Este riesgo de alta presión se da también en los enfriadores y filtros en casos de obstrucción, por eso también llevan válvulas de seguridad (by-pass) taradas a una determinada presión. El peligro de obturación en estos sistemas es alto y es algo que preocupa mucho a los fabricantes de vehículos.

Para evitar estos riesgos es necesario contar con un diseño adecuado de las tuberías y los distintos puntos de lubricación. También es imprescindible utilizar un lubricante con la viscosidad adecuada al motor. Esta es la mejor manera de mantener la presión del aceite en niveles adecuados.

Hay que tener en cuenta que la presencia de tuberías estrechas y un aceite excesivamente viscoso, más difícil de mover, implicarán un aumento de la presión del sistema para poder mover el aceite. Por su parte, una viscosidad excesivamente fluida implicaría una bajada de la presión, lo mismo que el cambio de las tuberías a otras más grandes.

Es por todo esto por lo que decimos que la presión del sistema depende de las características del aceite (viscosidad) y del diseño del fabricante (bomba, diámetro de tuberías, longitud…)

¿Qué debo hacer para corregir una presión del aceite inadecuada?

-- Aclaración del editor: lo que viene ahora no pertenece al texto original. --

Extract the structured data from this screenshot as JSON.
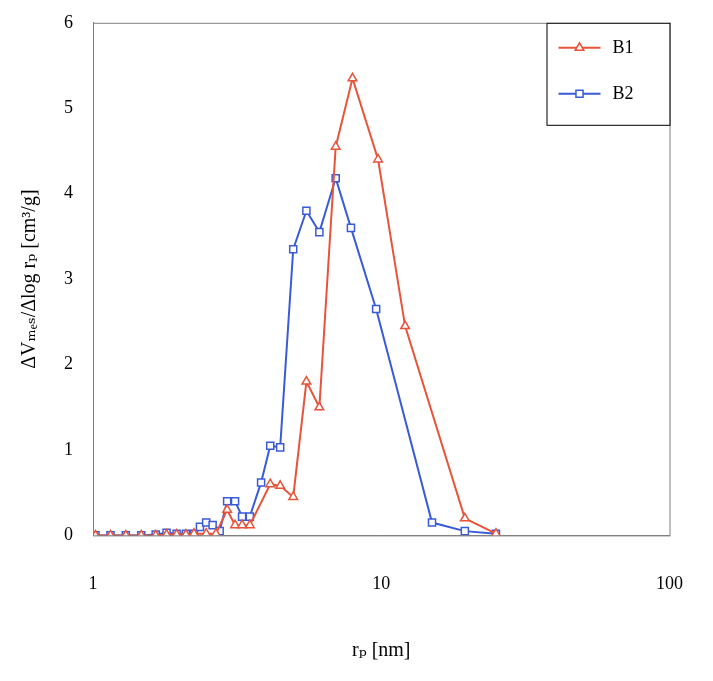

Distintas acciones y síntomas de un vehículo responden a diferentes causas y tienen también diversas soluciones. Si tienes un taller, seguro que las siguientes tablas te resultarán de gran ayuda.

Resumiendo…

Recuerda que la presión que indica el manómetro es la encargada de informarnos sobre el esfuerzo que realiza la bomba para mover el aceite, creando el caudal necesario en el sistema para dar la correcta lubricación. No pienses que la presión del manómetro de la bomba tiene algo que ver con la que se da entre las piezas del sistema, tales como cojinetes del cigüeñal o levas, de hecho son diferentes.

Ten en cuenta que ese manómetro debe marcar un nivel situado entre el máximo y el mínimo, esto es lo que indica que la lubricación se desarrolla de manera correcta. Si se encuentra por encima del máximo o por debajo del mínimo, puedes empezar a preocuparte.

También debes saber que esos niveles dependen del diseño de cada fabricante, que ha sido pensado para que el vehículo trabaje entre un máximo y un mínimo de presión determinados, según la bomba, para obtener una buena lubricación.

Si el vehículo trabaja por encima del máximo, el manómetro nos dirá que la lubricación es inadecuada (problemas en la bomba, aceite demasiado viscoso, obturaciones en el sistema…) Como la energía utilizada por la bomba procede de la combustión, tendremos como resultado un mayor consumo de carburante.

En el caso de que la presión no alcance el límite mínimo del manómetro, puede ser que el aceite sea demasiado fluido, bien por tener una SAE demasiado baja o porque haya presencia de combustible en el mismo. También puede deberse a que existan fugas de aceite en el sistema, lo que disminuye su resistencia al movimiento. Tomar una muestra de aceite ayuda a detectar posibles contaminaciones y determinar por qué la presión no es la correcta.

Como puedes ver, elegir un aceite de calidad y adecuado al motor de un vehículo es muy importante para que el equilibrio reine en su motor y que éste pueda trabajar de manera óptima. Así que no olvides emplear siempre lubricantes que se ajusten a las necesidades del propulsor.